Ground demineralized cortical and cancellous bone have been widely used in the induction of new bone formation for the treatment of a variety of clinical pathologies. Typically, the bone materials are obtained from human or animal sources, ground and demineralized. Such bone has been demonstrated over the past two decades to induce new bone formation when implanted in animal models, to stimulate elevated levels of the enzyme alkaline phosphatase, and to contain extractable amounts of bioactive molecules, such as bone morphogenetic proteins (BMPs).

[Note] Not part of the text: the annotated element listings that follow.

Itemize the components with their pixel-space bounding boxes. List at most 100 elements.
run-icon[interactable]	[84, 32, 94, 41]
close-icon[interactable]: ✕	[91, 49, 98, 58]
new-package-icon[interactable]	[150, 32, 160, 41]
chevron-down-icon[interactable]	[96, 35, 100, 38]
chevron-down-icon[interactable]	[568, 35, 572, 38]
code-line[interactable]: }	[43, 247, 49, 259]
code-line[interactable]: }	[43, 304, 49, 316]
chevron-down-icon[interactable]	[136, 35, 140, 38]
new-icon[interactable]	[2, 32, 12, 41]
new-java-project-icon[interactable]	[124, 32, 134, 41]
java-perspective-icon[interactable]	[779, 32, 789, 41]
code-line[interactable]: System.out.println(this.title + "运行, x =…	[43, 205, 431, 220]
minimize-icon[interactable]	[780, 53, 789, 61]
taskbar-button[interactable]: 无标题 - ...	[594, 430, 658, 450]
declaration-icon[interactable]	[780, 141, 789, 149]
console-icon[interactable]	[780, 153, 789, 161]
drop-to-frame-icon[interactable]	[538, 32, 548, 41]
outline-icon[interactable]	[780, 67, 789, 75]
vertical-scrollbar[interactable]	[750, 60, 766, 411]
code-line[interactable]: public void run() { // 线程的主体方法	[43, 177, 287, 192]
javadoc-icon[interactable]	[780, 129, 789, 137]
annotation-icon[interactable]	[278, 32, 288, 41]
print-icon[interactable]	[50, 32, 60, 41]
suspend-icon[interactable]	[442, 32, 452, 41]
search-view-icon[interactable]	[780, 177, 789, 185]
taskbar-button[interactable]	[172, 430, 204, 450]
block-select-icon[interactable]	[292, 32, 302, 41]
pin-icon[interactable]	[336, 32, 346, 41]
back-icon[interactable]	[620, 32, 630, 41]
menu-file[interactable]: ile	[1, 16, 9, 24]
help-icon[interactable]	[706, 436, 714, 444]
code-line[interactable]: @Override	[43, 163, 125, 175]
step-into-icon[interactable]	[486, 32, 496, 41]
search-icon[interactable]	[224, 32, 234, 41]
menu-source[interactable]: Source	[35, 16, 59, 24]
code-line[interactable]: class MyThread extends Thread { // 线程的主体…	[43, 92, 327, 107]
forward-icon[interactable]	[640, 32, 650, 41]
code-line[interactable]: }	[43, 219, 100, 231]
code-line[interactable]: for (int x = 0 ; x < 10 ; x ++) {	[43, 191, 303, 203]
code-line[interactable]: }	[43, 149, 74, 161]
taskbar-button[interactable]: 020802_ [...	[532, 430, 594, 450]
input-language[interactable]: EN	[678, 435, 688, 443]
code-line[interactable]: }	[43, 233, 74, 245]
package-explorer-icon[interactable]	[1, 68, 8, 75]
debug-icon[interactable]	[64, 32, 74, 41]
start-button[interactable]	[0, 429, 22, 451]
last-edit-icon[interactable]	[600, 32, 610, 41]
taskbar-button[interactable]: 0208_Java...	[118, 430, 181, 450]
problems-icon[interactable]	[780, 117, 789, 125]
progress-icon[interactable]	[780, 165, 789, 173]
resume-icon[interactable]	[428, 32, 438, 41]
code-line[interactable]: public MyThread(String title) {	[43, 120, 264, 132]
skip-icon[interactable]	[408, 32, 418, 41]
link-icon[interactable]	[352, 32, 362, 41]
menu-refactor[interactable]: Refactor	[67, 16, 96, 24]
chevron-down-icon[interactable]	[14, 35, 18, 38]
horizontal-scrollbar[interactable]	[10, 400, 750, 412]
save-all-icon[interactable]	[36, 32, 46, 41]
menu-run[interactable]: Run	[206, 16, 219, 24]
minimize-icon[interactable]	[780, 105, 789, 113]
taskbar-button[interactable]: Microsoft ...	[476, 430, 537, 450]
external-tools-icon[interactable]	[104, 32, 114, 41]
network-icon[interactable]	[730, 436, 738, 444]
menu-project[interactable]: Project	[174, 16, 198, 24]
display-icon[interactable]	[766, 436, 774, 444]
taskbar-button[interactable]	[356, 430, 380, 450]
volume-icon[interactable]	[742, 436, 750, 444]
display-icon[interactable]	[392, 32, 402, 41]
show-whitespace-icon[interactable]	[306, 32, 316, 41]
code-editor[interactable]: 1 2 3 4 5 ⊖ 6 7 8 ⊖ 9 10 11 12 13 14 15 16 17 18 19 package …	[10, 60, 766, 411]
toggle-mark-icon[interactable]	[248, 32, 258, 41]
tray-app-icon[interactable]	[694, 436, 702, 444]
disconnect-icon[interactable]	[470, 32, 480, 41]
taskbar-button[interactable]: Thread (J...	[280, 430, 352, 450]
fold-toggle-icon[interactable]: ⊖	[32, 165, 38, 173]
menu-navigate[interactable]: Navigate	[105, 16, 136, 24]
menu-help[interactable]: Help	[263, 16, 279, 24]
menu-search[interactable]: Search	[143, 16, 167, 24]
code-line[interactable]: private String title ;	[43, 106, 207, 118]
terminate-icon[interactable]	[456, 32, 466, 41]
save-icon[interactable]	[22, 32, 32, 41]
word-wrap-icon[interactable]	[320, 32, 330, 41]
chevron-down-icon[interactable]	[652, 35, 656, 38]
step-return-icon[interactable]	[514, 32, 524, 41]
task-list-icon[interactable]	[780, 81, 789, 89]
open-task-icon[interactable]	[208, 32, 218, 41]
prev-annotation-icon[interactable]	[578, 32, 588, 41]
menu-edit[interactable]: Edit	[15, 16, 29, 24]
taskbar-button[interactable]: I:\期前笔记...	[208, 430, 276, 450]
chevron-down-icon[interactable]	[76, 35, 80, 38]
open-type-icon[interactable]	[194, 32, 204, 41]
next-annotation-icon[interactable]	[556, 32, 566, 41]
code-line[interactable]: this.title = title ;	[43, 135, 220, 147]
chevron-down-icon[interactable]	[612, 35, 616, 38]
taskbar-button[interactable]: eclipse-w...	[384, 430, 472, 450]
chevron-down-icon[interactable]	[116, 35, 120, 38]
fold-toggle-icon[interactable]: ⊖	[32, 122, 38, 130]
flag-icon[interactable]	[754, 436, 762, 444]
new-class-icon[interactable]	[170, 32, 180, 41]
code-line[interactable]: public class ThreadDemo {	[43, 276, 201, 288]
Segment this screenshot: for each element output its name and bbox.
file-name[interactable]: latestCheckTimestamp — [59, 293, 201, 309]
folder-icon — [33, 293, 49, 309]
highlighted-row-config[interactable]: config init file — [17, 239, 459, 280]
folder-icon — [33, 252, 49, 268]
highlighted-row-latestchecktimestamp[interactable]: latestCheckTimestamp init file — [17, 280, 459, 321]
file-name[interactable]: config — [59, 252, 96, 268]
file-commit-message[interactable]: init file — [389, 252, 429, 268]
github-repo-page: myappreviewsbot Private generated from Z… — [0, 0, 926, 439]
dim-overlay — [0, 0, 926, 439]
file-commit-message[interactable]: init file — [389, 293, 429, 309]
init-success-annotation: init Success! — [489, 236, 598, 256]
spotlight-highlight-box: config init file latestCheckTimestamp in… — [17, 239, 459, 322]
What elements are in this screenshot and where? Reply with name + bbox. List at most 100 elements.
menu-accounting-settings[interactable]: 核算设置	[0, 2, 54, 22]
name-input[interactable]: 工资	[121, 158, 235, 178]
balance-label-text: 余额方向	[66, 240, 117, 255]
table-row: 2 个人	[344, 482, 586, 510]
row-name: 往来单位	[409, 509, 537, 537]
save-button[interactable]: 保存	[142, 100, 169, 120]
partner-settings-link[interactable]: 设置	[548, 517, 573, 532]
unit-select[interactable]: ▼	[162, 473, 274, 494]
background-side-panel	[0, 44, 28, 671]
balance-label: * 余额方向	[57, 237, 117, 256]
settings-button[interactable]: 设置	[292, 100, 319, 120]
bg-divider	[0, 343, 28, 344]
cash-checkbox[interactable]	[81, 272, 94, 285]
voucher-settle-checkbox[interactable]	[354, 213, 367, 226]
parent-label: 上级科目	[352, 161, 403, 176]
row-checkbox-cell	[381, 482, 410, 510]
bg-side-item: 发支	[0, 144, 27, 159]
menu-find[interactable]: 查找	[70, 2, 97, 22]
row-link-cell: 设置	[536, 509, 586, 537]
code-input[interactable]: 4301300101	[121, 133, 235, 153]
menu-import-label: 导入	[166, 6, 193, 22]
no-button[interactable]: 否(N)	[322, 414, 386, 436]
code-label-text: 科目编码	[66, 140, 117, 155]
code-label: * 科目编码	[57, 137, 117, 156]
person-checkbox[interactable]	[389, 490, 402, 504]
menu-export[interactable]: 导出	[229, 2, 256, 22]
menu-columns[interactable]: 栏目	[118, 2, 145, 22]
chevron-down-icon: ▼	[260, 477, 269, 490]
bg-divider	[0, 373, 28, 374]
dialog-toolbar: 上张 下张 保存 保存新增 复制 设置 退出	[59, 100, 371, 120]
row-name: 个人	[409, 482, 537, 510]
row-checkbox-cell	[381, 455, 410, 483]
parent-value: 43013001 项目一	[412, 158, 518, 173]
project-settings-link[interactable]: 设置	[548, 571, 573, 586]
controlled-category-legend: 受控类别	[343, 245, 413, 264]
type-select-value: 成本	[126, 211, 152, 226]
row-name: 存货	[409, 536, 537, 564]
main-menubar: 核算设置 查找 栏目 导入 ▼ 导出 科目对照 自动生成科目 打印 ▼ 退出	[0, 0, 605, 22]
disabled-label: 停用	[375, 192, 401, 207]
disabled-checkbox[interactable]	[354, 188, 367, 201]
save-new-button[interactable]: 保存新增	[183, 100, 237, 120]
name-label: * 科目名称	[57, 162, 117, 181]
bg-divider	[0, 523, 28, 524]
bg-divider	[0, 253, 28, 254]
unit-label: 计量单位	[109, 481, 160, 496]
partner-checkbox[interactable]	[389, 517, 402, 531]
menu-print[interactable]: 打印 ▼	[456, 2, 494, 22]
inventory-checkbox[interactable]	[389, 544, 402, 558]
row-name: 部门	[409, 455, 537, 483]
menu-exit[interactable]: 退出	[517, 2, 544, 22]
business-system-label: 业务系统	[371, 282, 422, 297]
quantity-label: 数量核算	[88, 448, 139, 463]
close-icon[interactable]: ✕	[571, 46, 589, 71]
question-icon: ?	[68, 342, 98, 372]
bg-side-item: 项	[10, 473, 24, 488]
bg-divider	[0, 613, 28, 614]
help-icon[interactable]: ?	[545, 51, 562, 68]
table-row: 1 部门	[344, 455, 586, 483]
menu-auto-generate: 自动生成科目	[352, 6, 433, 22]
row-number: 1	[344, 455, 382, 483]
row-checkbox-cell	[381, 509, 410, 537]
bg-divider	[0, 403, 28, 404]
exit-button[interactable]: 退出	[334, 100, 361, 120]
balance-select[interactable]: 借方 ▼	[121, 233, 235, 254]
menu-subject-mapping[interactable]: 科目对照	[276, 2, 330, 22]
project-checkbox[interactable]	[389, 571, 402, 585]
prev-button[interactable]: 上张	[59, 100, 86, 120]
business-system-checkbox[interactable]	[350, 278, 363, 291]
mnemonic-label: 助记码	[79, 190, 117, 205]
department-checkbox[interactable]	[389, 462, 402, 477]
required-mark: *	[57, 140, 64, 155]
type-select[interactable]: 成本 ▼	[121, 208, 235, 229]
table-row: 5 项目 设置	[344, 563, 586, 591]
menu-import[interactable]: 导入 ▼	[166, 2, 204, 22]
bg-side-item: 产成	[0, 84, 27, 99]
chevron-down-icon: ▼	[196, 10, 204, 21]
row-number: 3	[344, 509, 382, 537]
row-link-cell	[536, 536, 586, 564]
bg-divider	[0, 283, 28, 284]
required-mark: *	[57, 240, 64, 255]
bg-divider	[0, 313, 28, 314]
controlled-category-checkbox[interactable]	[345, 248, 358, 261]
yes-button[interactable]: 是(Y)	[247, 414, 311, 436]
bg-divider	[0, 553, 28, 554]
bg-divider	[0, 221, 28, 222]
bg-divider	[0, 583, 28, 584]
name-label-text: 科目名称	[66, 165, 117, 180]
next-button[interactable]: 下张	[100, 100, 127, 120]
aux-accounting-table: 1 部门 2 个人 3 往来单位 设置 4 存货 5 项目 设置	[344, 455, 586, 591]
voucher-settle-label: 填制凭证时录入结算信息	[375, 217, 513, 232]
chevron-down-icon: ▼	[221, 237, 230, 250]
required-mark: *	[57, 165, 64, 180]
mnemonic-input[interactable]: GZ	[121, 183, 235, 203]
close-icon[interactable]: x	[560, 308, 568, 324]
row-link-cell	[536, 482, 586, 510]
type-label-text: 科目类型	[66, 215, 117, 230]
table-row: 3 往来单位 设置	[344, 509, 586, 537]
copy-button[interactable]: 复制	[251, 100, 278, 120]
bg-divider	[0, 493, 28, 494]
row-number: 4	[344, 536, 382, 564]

The ground demineralized bone matrix (DBM) has also been called demineralized bone (DMB), and demineralized freeze-dried bone allograft (DFDBA). DFDBA materials are provided for clinical use in a freeze-dried state. DBM (or DMB) can be provided for clinical use in either a freeze-dried state or a hydrated state—usually in some form of an aqueous carrier, for example, glycerol in GRAFTON™ (GRAFTON™ is a registered trademark of Osteotech, Inc., Shrewsbury, N.J.), pluronic polymer in DYNAGRAFT™ (DYNAGRAFT™ is a registered trademark of GenSci Regeneration Technologies, Inc., Irvine, Calif.), and collagen in OPTIFORM™ (OPTIFORM™ is a registered trademark of Regeneration Technologies, Inc., Alachua, Fla.). These various commercially available demineralized bone products primarily contain demineralized cortical ground bone distributed for clinical applications. The use of carriers with demineralized bone particles is more acceptable to clinicians because such particles acquire a static charge in the dry state making them difficult to dispense into containers and following rehydration, the clinician typically has difficulties in getting the bone particles to remain at the implant site and in a compacted state wherein they are presumed to be most osteoinductive. DBM is considered to be osteoinductive if it induces the formation of new bone, for example, at the site of clinical application. By adding carriers to the DBM, the biomaterials become easier to aliquot into containers and tend to remain tightly aggregated at the implant site making them easier to handle.
The osteoinductive nature of DBM arises from the interaction between bone-forming cells and the DBM. Such interaction takes place at both a molecular and physical level. At the molecular level, attachment of the bone-forming cells to the DBM involves the presence of “receptors” on the surface of the plasma membrane of mammalian cells that bind to “ligands” present on the surface of the biomaterial. An example of this type of attachment or binding is illustrated in the role of RGD-containing amino acid sequences in the attachment of mammalian cells to a wide variety of molecules present within matrices of tissues. The RGD amino acid sequence refers to the amino acids arginine (R), glycine (G), and aspartic acid (D). Holland, et al. (Biomaterials. 1996. 17(22):2147-56) described the research on a synthetic peptide, gly-arg-gly-asp-ser-pro-lys (GRGDSPK) (which includes the cell-adhesive region of fibronectin, and arg-gly-asp (RGD) peptide sequence covalently bound to a dialdehyde starch (DAS) coating on a polymer surface. The authors concluded that the GRGDSPK/DAS-coated surface could be substituted for an adhesive-protein coated surface in the culture of anchorage-dependent cells.
On the other hand, binding at the physical level in the context of surface patterning has been described, for example, in Goodman, et al. (Biomaterials. 1996. 17(21):2087-95). Goodman et al. described clinical and experimental investigations on manufactured surface topographies that have significant effects on cell adhesion and tissue integration stating that micro- and nano-scale mechanical stresses generated by cell-matrix adhesion have significant effects on cellular phenotypic behavior. Details of surface patterning effects on cell attachment and proliferation were described by Schmidt and Van Recum (Biomaterials. 1992. 13(15):1059-69) measuring macrophage responses to microtextured silicone. Schmidt and Van Recum measured the effects of seven different silicone surface textures on macrophage spreading and metabolic activity in vitro. Variables of the textured arrays important to cell spreading and metabolic activity included size, spacing between, depth, density, and orientation of the individual surface events and the roughness of the surfaces. It was found that pattern dimensions of about 5 micron textures were associated with small cells, whereas a smooth (untextured) surface was associated with large cells. The authors put forth a hypothesis that included a possible mechanism of how a micrometer-sized surface texture could modify cell function.
There are thus several issues pertinent to the ability of implanted bone compositions to induce the formation of bone. These issues include providing an environment suitable for the infiltration of cells, a confined environment that restricts the diffusion of synthesized matrix-forming molecules (for example, collagens, proteoglycans, and hyaluronins), promotes cell attachment to DMBs, and includes the presence of bioactive molecules (for example BMPs). Additionally, the method for making bone fibers for these bone implanted compositions in an efficient and consistent manner is addressed by the present invention.